To ensure continued protection in the UK for international designs that are protected through EU designations under the Hague agreement, we will create comparable re-registered UK designs just as we are doing with registered Community designs. For international trademarks designating the EU, we will create a comparable UK trademark, using an approach similar to that set out in the EU trademarks exit SI, recently approved by both Houses; the Committee in this place was attended by several members of this Committee today.
As with re-registered designs and comparable trademarks created from registered EU rights, the new UK designs and trademarks will be fully independent of the corresponding international rights, but they will inherit their effective dates and be treated as if applied for and registered under UK law.
For those with registered Community design and international EU design and trademark applications that are pending on exit day, we will allow corresponding UK applications filed after exit day to claim the EU right’s earlier filing and priority date. To do so, an application must be submitted to the UK Intellectual Property Office within nine months of exit day.
The draft regulations also set out provisions to accommodate other particulars of EU and international design and trademark protection, including deferment of design publication and the use of subsequent designations to create multiple EU protections under a single international registration. The new UK rights can be challenged, assigned, licensed and renewed, so the instrument also sets out how such procedures will be accommodated. The IPO provided an outline of the changes through technical notices published last year, and it will provide full business guidance once the instrument has been made.
On pending applications, people have proceeded using the existing system and will reapply to the new system. Can the Minister assure us that there will be no delay there?
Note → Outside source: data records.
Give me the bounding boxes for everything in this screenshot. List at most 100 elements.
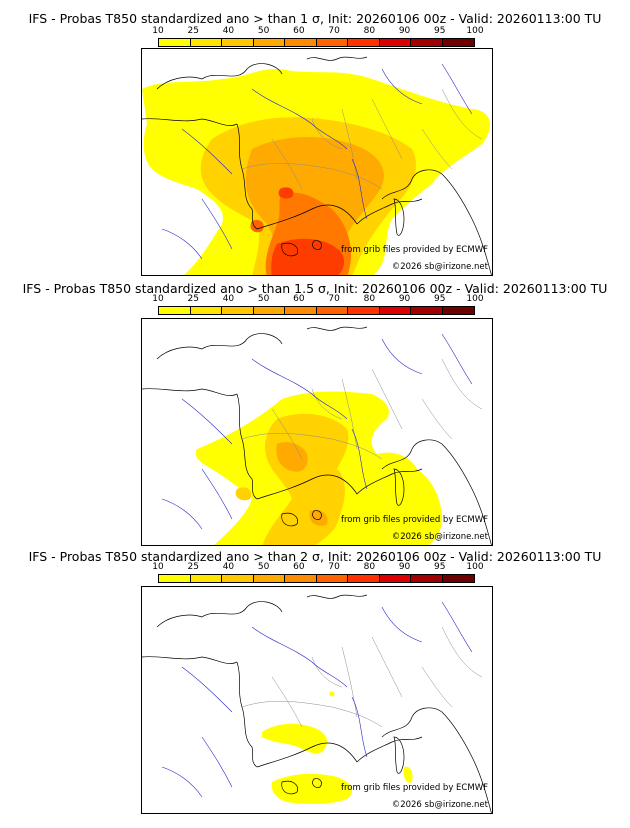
colorbar-segment-8 <box>379 307 411 314</box>
rivers <box>161 601 473 798</box>
colorbar-label-40: 40 <box>222 26 235 36</box>
colorbar-segment-10 <box>442 575 474 582</box>
borders <box>241 88 483 190</box>
coastlines <box>142 56 492 275</box>
panel-title: IFS - Probas T850 standardized ano > tha… <box>28 549 602 564</box>
colorbar-segment-2 <box>190 575 222 582</box>
colorbar-label-70: 70 <box>328 562 340 572</box>
colorbar-segment-4 <box>253 39 285 46</box>
credit-copyright: ©2026 sb@irizone.net <box>391 262 488 272</box>
prob-spot-40 <box>309 509 328 526</box>
credit-source: from grib files provided by ECMWF <box>341 515 488 525</box>
colorbar-labels: 10 25 40 50 60 70 80 90 95 100 <box>152 562 483 573</box>
prob-spot-sw <box>250 219 264 233</box>
colorbar-segment-3 <box>222 307 254 314</box>
colorbar-segment-2 <box>190 39 222 46</box>
prob-spot-n <box>329 691 335 697</box>
prob-area-10 <box>262 723 328 754</box>
colorbar-label-40: 40 <box>222 562 235 572</box>
colorbar: 10 25 40 50 60 70 80 90 95 100 <box>152 26 484 50</box>
colorbar-label-40: 40 <box>222 294 235 304</box>
map-layer <box>142 326 492 545</box>
colorbar-label-80: 80 <box>363 294 376 304</box>
map-layer <box>142 56 492 275</box>
colorbar-segment-9 <box>411 39 443 46</box>
colorbar-label-90: 90 <box>398 294 411 304</box>
borders <box>241 358 483 460</box>
colorbar-segment-1 <box>159 39 191 46</box>
colorbar-segment-8 <box>379 39 411 46</box>
panel-title: IFS - Probas T850 standardized ano > tha… <box>22 281 608 296</box>
colorbar-label-80: 80 <box>363 26 376 36</box>
colorbar-segment-5 <box>285 307 317 314</box>
borders <box>241 626 483 728</box>
colorbar-label-10: 10 <box>152 294 164 304</box>
colorbar-label-10: 10 <box>152 562 164 572</box>
colorbar-segment-4 <box>253 575 285 582</box>
colorbar-segment-7 <box>348 575 380 582</box>
credit-copyright: ©2026 sb@irizone.net <box>391 800 488 810</box>
colorbar-bar <box>158 306 475 315</box>
credit-source: from grib files provided by ECMWF <box>341 783 488 793</box>
colorbar-label-50: 50 <box>257 26 270 36</box>
colorbar-segment-2 <box>190 307 222 314</box>
colorbar-bar <box>158 38 475 47</box>
colorbar-label-60: 60 <box>293 562 305 572</box>
colorbar-label-10: 10 <box>152 26 164 36</box>
colorbar-segment-10 <box>442 39 474 46</box>
colorbar-label-100: 100 <box>466 562 484 572</box>
colorbar-segment-4 <box>253 307 285 314</box>
colorbar-label-95: 95 <box>434 294 446 304</box>
colorbar-label-70: 70 <box>328 294 340 304</box>
colorbar-segment-3 <box>222 39 254 46</box>
colorbar-label-90: 90 <box>398 26 411 36</box>
colorbar-segment-1 <box>159 307 191 314</box>
panel-title: IFS - Probas T850 standardized ano > tha… <box>28 11 602 26</box>
prob-spot-east <box>403 766 413 783</box>
colorbar-segment-8 <box>379 575 411 582</box>
rivers <box>161 333 473 530</box>
colorbar-label-50: 50 <box>257 562 270 572</box>
coastlines <box>142 326 492 545</box>
colorbar-segment-3 <box>222 575 254 582</box>
colorbar-label-70: 70 <box>328 26 340 36</box>
map-layer <box>142 594 492 813</box>
colorbar-segment-5 <box>285 575 317 582</box>
colorbar-label-90: 90 <box>398 562 411 572</box>
colorbar: 10 25 40 50 60 70 80 90 95 100 <box>152 294 484 318</box>
prob-area-sw <box>235 487 252 501</box>
colorbar-label-100: 100 <box>466 294 484 304</box>
colorbar: 10 25 40 50 60 70 80 90 95 100 <box>152 562 484 586</box>
colorbar-segment-1 <box>159 575 191 582</box>
colorbar-bar <box>158 574 475 583</box>
colorbar-label-95: 95 <box>434 562 446 572</box>
credit-source: from grib files provided by ECMWF <box>341 245 488 255</box>
colorbar-labels: 10 25 40 50 60 70 80 90 95 100 <box>152 294 483 305</box>
probability-map: from grib files provided by ECMWF ©2026 … <box>141 586 493 814</box>
colorbar-segment-6 <box>316 307 348 314</box>
probability-map: from grib files provided by ECMWF ©2026 … <box>141 318 493 546</box>
colorbar-label-25: 25 <box>187 294 199 304</box>
prob-spot-10 <box>308 736 322 746</box>
colorbar-label-80: 80 <box>363 562 376 572</box>
colorbar-label-95: 95 <box>434 26 446 36</box>
prob-area-80 <box>271 238 345 275</box>
coastlines <box>142 594 492 813</box>
probability-map: from grib files provided by ECMWF ©2026 … <box>141 48 493 276</box>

If people have had an application in for some time, that could affect their business. Can the Minister send out a clear signal from the Government that those people will not be adversely affected?
I can absolutely give that assurance. I have full confidence in the IPO, in both London and Newport. I have visited the office to see its ongoing work in ensuring that the registration process is clear and consistent. When it comes to registered Community designs, it is important that the information is there—with many other issues, there is a lack of data—and that there is a simple transfer across. I am confident that that will minimise the impact on businesses; in fact, it will give them greater flexibility by providing that nine-month window for registration in the new UK-wide system.